Revolution as Humanitarian Intervention: Suvorov in Italy, 1799

In 1799, under Tsar Paul I, the Russian Empire played a leading role in the War of the Second Coalition against revolutionary France. Leading a large army of mixed Russian, Austrian, and émigré French troops into French-controlled Italy, the Russian general Suvorov comprehensively defeated the republican forces, driving them out of the northern parts of the peninsula by the summer of that year. The paper examines the ideology and rhetoric deployed by Paul and Suvorov to justify the invasion as a form of humanitarian intervention, but one that differed in crucial ways from better-known nineteenth-century examples of liberal interventionism.
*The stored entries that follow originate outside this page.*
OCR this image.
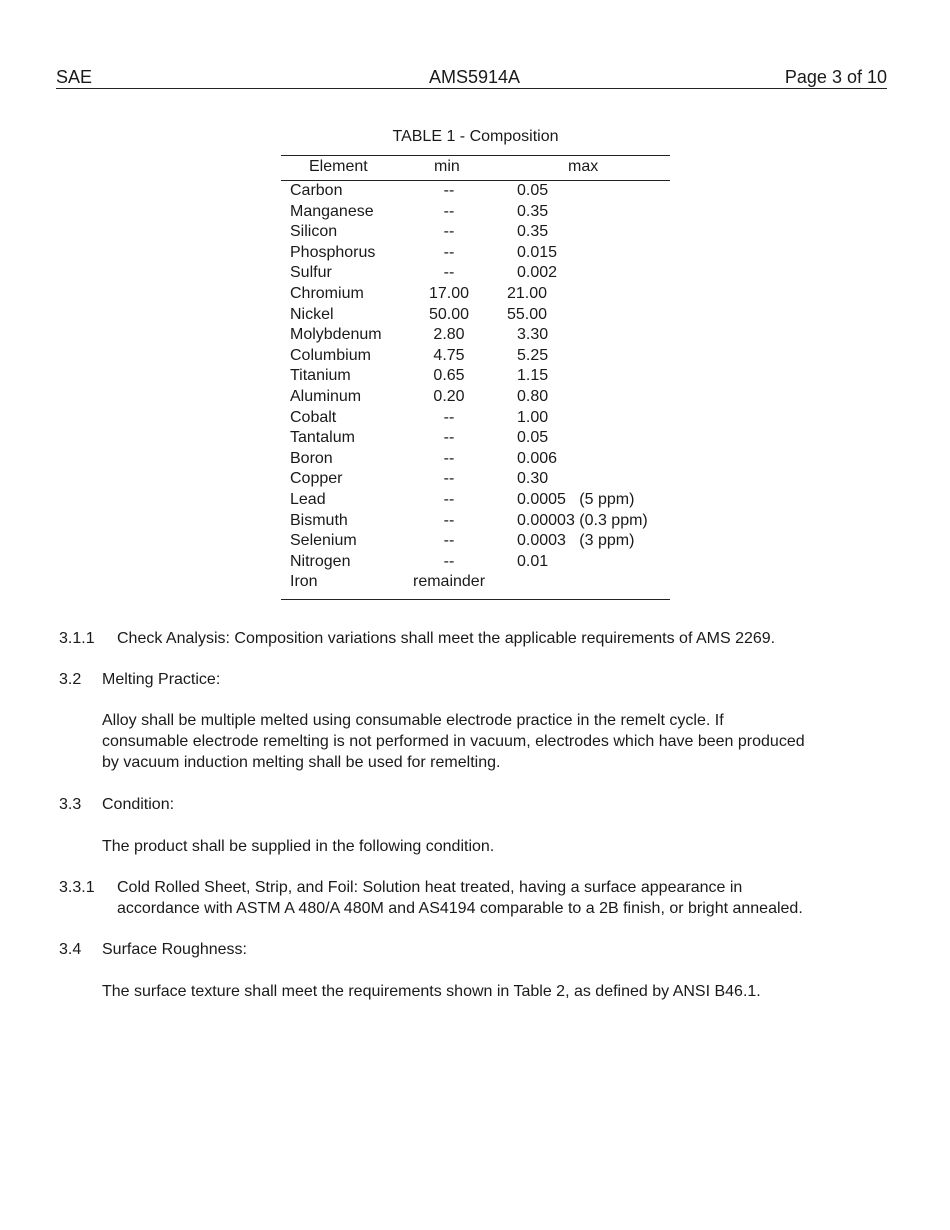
SAE	AMS5914A	Page 3 of 10
TABLE 1 - Composition
Element	min	max
Carbon	--	0.05
Manganese	--	0.35
Silicon	--	0.35
Phosphorus	--	0.015
Sulfur	--	0.002
Chromium	17.00	21.00
Nickel	50.00	55.00
Molybdenum	2.80	3.30
Columbium	4.75	5.25
Titanium	0.65	1.15
Aluminum	0.20	0.80
Cobalt	--	1.00
Tantalum	--	0.05
Boron	--	0.006
Copper	--	0.30
Lead	--	0.0005   (5 ppm)
Bismuth	--	0.00003 (0.3 ppm)
Selenium	--	0.0003   (3 ppm)
Nitrogen	--	0.01
Iron	remainder
3.1.1 Check Analysis: Composition variations shall meet the applicable requirements of AMS 2269.
3.2 Melting Practice:
Alloy shall be multiple melted using consumable electrode practice in the remelt cycle. If
consumable electrode remelting is not performed in vacuum, electrodes which have been produced
by vacuum induction melting shall be used for remelting.
3.3 Condition:
The product shall be supplied in the following condition.
3.3.1 Cold Rolled Sheet, Strip, and Foil: Solution heat treated, having a surface appearance in
accordance with ASTM A 480/A 480M and AS4194 comparable to a 2B finish, or bright annealed.
3.4 Surface Roughness:
The surface texture shall meet the requirements shown in Table 2, as defined by ANSI B46.1.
The war, they argued, was an intervention on behalf of Italians designed not for conquest or territorial aggrandizement but to protect social order, religion, and property against revolutionary French anarchy. These ideological motivations shaped the Russian approach to the campaign and helped frame the disagreements that emerged between the Austrian and Russian monarchies in the course of the war. In these discussions, Paul and Suvorov cast the Austrians as self-interested and bent on expanding their own influence in the Italian lands at the expense of local monarchies like Piedmont-Sardinia. The Russian depiction of the campaign as a disinterested attempt to save Europe from anarchy and tyranny and to protect thrones, altars, and aristocratic power found wide resonance among counterrevolutionary writers and other figures across the continent. In Italy itself, Suvorov was seen by some locals as a liberator; Italians staged triumphal ceremonies praising the Russian general. After Russian forces were defeated in Switzerland in the autumn, Paul pulled out of the coalition and aligned with Napoleon, arguing that Austrian selfishness had betrayed the cause of European unity. Ultimately, the paper argues, a military-historical or diplomatic approach to the campaign is insufficient if it does not take into account the campaign’s framing as a different and nobler form of war.